Non è passato inosservato lo striscione contro l’Inter sventolato dai giocatori del Milan durante la festa Scudetto. La Procura si è subito messa al lavoro…

Il corteo per la festa Scudetto del Milan sta stupendo tutti! Migliaia e migliaia di tifosi si sono riversati per le strade di Milano e in Piazza Duomo. C’è l’enorme volontà di omaggiare insieme ai giocatori del Milan la vittoria del titolo di Campioni d’Italia. 

Corte Scudetto Milan
Corte Scudetto Milan (acmilan.com)

Un gioia immensa e che non si provava da anni. I giocatori rossoneri, dal tetto scoperto del pullman, festeggiano da ore il successo. Canti, urla, e un affetto smisurato. Nel corso del corteo diversi siparietti hanno infiammato gli animi dei tifosi presenti.

Sicuramente, uno di quelli che più ha fatto discutere è stato quello riguardante lo striscione contro l’Inter, la grande rivale Scudetto del Diavolo. Il lenzuolo bianco di alcuni tifosi è passato tra le mani dei giocatori rossoneri, che lo hanno sventolato in bella vista da sopra il pullman. Un gesto che ha infastidito la tifoseria rivale, ma che non nasconde altro che un becero sfottò campanilista.
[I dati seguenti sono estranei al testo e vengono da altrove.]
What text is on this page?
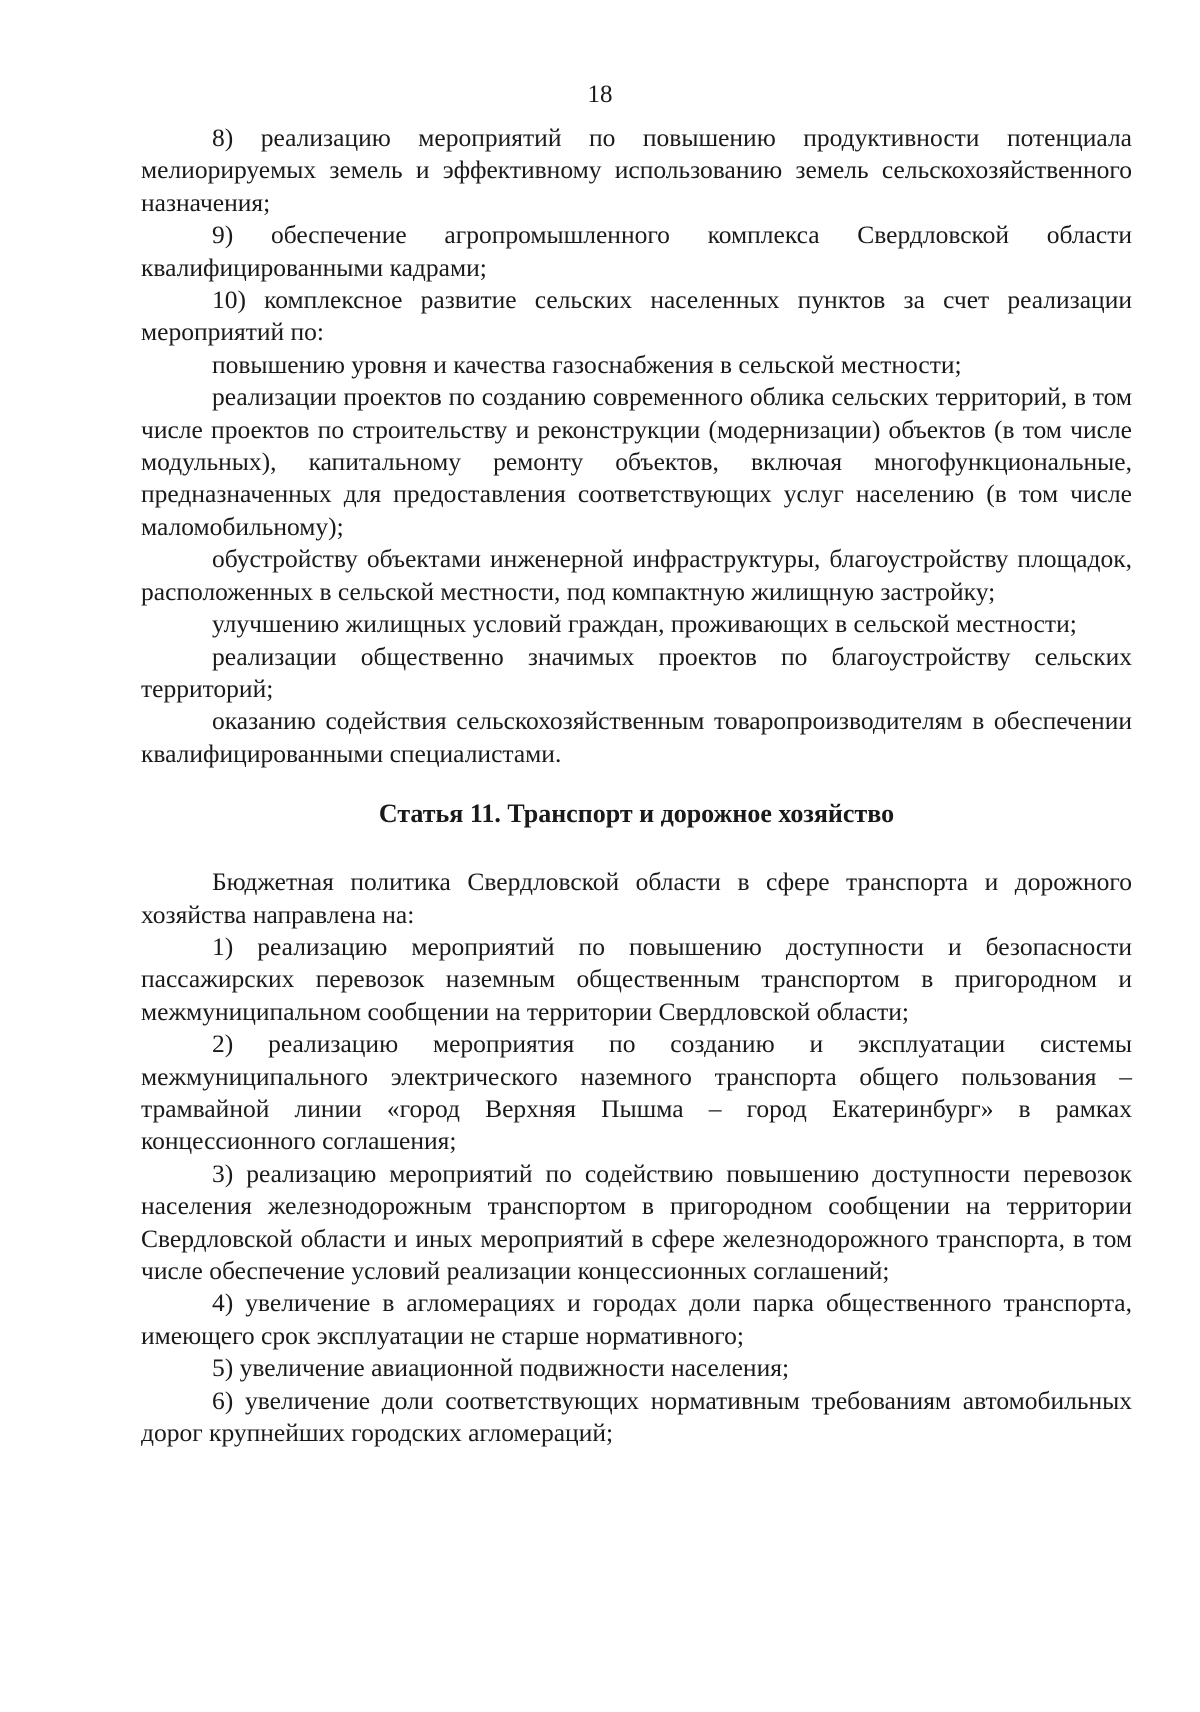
18

8) реализацию мероприятий по повышению продуктивности потенциала мелиорируемых земель и эффективному использованию земель сельскохозяйственного назначения;

9) обеспечение агропромышленного комплекса Свердловской области квалифицированными кадрами;

10) комплексное развитие сельских населенных пунктов за счет реализации мероприятий по:

повышению уровня и качества газоснабжения в сельской местности;

реализации проектов по созданию современного облика сельских территорий, в том числе проектов по строительству и реконструкции (модернизации) объектов (в том числе модульных), капитальному ремонту объектов, включая многофункциональные, предназначенных для предоставления соответствующих услуг населению (в том числе маломобильному);

обустройству объектами инженерной инфраструктуры, благоустройству площадок, расположенных в сельской местности, под компактную жилищную застройку;

улучшению жилищных условий граждан, проживающих в сельской местности;

реализации общественно значимых проектов по благоустройству сельских территорий;

оказанию содействия сельскохозяйственным товаропроизводителям в обеспечении квалифицированными специалистами.

Статья 11. Транспорт и дорожное хозяйство

Бюджетная политика Свердловской области в сфере транспорта и дорожного хозяйства направлена на:

1) реализацию мероприятий по повышению доступности и безопасности пассажирских перевозок наземным общественным транспортом в пригородном и межмуниципальном сообщении на территории Свердловской области;

2) реализацию мероприятия по созданию и эксплуатации системы межмуниципального электрического наземного транспорта общего пользования – трамвайной линии «город Верхняя Пышма – город Екатеринбург» в рамках концессионного соглашения;

3) реализацию мероприятий по содействию повышению доступности перевозок населения железнодорожным транспортом в пригородном сообщении на территории Свердловской области и иных мероприятий в сфере железнодорожного транспорта, в том числе обеспечение условий реализации концессионных соглашений;

4) увеличение в агломерациях и городах доли парка общественного транспорта, имеющего срок эксплуатации не старше нормативного;

5) увеличение авиационной подвижности населения;

6) увеличение доли соответствующих нормативным требованиям автомобильных дорог крупнейших городских агломераций;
La frase riportata dallo striscione presentava la dicitura: “”La Coppa Italia mettila nel c...”. Un chiaro riferimento al fatto che l’Inter quest’anno non è andato oltre la vittoria della Coppa Italia, e della Supercoppa Italiana giocata nel 2021. Lo striscione ha subito riportato alla memoria il famoso lenzuolo bianco sventolato da Ambrosini nel 2007. Un chiaro messaggio sempre contro i cugini nerazzurri. In quell’anno il Milan si era aggiudicato la Champions League, mentre l’Inter lo Scudetto.

Ad ogni modo, il fatto non è passato inosservato ed è finito sotto la lente d’ingrandimento della Procura Federale.

La FIGC apre un’inchiesta sulla striscione contro l’Inter

Come riportato da La Gazzetta dello Sport, lo striscione sventolato dai rossoneri è stato attenzionato dalla Procura della FIGC. Addirittura, l’organo di giustizia sportiva ha aperto un’inchiesta per una presunta violazione dell’articolo 4 del Codice di Giustizia Sportiva che richiama ” i principi della lealtà, della correttezza e della probità in ogni rapporto comunque riferibile all’attività sportiva”.